1988年に結ばれた日韓カトリック医療技術協力協定に基づいて始まった日韓の国際交流の歴史は35年にわたる。交流を重ねる中で、事務を担当し、通訳となって両国の懸け橋となって活躍した職員も多い。

主の平和
退職して12年も経ちますが、このようにお声をかけて下さったことは「聖マリア病院は人を大事にする」ということが分かります。

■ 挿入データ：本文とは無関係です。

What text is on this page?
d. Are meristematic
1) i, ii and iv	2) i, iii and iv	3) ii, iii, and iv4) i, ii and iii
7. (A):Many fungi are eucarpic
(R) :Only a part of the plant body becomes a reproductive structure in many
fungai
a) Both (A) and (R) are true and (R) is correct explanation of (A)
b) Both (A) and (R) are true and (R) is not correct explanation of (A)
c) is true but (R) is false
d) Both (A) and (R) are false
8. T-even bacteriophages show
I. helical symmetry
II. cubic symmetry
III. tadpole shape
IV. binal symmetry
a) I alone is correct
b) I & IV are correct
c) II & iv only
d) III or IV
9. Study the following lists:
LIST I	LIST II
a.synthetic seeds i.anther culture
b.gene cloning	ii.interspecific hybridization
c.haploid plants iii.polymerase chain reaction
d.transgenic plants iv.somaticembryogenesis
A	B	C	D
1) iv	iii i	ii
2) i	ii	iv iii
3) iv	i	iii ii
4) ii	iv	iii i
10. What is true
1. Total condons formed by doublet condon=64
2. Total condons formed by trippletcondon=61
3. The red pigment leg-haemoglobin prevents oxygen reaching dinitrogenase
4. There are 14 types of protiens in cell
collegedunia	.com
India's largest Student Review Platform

私は2006年から11年までの約6年間、日韓の懸け橋としてさまざまな交流を行ってきました。より深い交流のために年間プロジェクトで国際協力部以外の部署で研修をさせていただいたり、韓国にある「ソウル聖母病院」への派遣研修をさせていただいたりもしました。私一人だとできなかった懸け橋の役割がたくさんの方々の助け、ご支援により看護師研修をはじめ医師の交流まで活発に行われたと思います。
聖マリア病院での経験は私の人生の中で忘れられない宝物です。これからも活発な交流を通して日韓の医学が益々発展できることを心からお祈りいたします。